Before the recent recession hit, there were many homeowners who had joint salaries of over $8,000. They therefore had no qualms about taking out mortgages for $3000-5000/mth. Their jobs were stable, or so they thought, and they existed in a climate where it felt like the natural progression would be via promotion either to a higher position within the same company or relocation to another job. Never could they have foreseen that one partner might be made redundant and that joint income suddenly cut in half. Worse yet, never could they have imagined that both breadwinners might be laid off at the same time. To add to their distress, when they now turn to sell their beloved home to help make ends meet, what was once valued at $825,000 is struggling to fetch a market value over $600,000. Although the banks who provided their initial financing try to be understanding of their situation, at the end of the day it is a business arrangement and they need to protect their interest. If you default, at some point in time they’ve got to collect. What a nightmare!
Then there are those who stood at the altar and declared their commitment to love one another until death do us part. However, while very much still alive and feeling like killing one another, they opt for divorce instead. How often have I sat between 2 former partners, wanting to cut the tension with a knife, as we discuss the best strategies to sell property which they once worked so hard to secure together? Usually, thanks to court ordered sale, they focus on the speed of pushing the property off, often not realizing close to its market value. They just want to cut their losses, close that chapter of their lives and move on. The pain and emotional scars of being booted out of your matrimonial home can be lasting.
There are instances in which homeowners have built the biggest houses they could possibly afford because in their eyes it symbolized success. Now that their children have grown and left the nest, their once desirable haven has transformed into a ball and chain around their ankle.

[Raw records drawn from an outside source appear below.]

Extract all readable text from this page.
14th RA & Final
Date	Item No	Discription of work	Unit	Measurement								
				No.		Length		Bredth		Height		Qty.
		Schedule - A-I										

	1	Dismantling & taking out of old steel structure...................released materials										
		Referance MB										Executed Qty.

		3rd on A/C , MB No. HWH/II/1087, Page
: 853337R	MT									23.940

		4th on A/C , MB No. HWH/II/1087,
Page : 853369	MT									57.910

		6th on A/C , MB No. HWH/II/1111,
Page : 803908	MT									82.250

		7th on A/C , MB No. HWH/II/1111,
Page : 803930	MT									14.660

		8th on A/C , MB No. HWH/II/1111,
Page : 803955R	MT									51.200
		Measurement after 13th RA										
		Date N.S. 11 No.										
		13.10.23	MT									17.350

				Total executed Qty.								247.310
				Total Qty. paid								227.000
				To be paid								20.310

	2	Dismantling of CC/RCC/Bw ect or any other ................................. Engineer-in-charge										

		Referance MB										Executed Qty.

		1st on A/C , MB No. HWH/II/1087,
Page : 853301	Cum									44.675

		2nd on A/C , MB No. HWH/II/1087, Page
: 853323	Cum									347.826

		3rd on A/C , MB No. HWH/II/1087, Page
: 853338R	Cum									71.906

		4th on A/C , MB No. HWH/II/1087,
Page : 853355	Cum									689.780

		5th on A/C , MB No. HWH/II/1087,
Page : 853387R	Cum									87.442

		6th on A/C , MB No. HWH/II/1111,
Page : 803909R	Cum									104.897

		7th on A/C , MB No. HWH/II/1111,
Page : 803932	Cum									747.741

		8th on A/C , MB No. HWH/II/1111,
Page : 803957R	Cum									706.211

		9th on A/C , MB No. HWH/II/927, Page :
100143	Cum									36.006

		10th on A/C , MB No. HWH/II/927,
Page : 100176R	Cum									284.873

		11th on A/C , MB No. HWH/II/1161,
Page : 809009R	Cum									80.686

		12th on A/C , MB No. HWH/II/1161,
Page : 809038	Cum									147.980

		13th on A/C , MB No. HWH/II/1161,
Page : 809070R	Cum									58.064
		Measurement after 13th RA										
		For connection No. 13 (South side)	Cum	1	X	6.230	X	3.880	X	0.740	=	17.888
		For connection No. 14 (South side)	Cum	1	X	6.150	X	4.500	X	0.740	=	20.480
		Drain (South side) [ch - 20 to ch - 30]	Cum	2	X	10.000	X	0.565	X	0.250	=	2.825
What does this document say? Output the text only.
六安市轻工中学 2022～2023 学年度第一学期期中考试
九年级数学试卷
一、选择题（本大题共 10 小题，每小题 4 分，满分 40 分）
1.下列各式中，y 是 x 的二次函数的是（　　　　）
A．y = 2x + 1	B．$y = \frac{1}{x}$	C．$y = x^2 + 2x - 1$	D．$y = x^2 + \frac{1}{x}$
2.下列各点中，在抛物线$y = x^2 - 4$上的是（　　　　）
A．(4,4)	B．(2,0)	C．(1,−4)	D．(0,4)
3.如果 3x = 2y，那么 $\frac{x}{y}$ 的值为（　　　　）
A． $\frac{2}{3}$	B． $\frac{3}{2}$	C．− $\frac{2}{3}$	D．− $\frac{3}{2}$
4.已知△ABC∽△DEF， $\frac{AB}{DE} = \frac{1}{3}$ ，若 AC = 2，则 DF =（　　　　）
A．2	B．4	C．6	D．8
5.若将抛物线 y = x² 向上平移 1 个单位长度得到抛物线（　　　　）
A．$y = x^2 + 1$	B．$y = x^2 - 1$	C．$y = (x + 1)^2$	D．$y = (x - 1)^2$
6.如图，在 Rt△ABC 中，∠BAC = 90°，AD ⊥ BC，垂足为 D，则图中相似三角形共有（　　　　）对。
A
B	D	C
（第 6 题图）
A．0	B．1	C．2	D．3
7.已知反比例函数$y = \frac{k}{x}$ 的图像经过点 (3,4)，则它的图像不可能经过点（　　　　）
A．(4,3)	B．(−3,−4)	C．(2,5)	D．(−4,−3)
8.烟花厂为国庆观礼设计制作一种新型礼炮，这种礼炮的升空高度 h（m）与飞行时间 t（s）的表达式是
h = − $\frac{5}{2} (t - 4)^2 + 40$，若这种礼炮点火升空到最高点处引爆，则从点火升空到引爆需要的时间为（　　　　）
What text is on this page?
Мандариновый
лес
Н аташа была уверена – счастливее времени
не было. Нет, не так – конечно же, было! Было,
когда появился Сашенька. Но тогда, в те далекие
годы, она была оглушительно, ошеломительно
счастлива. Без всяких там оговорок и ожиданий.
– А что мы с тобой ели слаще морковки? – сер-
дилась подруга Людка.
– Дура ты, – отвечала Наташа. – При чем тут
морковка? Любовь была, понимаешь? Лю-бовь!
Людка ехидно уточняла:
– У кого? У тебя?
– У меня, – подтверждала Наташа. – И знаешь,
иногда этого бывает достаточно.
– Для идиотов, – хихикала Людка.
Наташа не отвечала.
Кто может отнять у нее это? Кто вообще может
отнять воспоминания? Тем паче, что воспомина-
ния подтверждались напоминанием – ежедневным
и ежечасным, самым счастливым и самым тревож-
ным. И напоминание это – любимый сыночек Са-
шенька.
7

Pool maintenance, garden maintenance, housekeeping services, insurance, land tax, repeat. They only live in 2 rooms of the house and now despise the very possession they most avidly pursued. They’re ready to downsize and hurt at the thought that a future buyer doesn’t care about the blood, sweat and tears that they poured into the house nor about the sentimental moments that took place there. A prospective buyer cares about a deal and after your house is now on the market for 3 years, having experienced 5 price reductions, it is depressing to sell it for next to nothing just to be able to downsize.
Sickness is one of the unforeseen circumstances that has placed many a homeowner in an unfortunate predicament. With mounting medical bills and urgency being the name of the game, selling one’s house can seem like the quickest option to raise much needed funds. Illness doesn’t care about your acquisitions and even the most phenomenal property can seem totally insignificant in comparison when all you want is your health restored.
We don’t plan for things to go wrong but this is the reality of home ownership. Life happens. Making wise decisions like building your savings, minimizing your debt-to-equity ratio and living according to your means are the best approaches to take as you pursue acquiring property and any other assets. Go after your dreams with optimistic enthusiasm, but awareness of pitfalls and the knowledge of what can go wrong will keep you one step ahead. Home ownership can certainly be for you. Don’t be discouraged, just be informed. Do not venture into it naïvely and with your eyes wide shut and I’m sure you’ll be one of the majority who definitely enjoys the journey.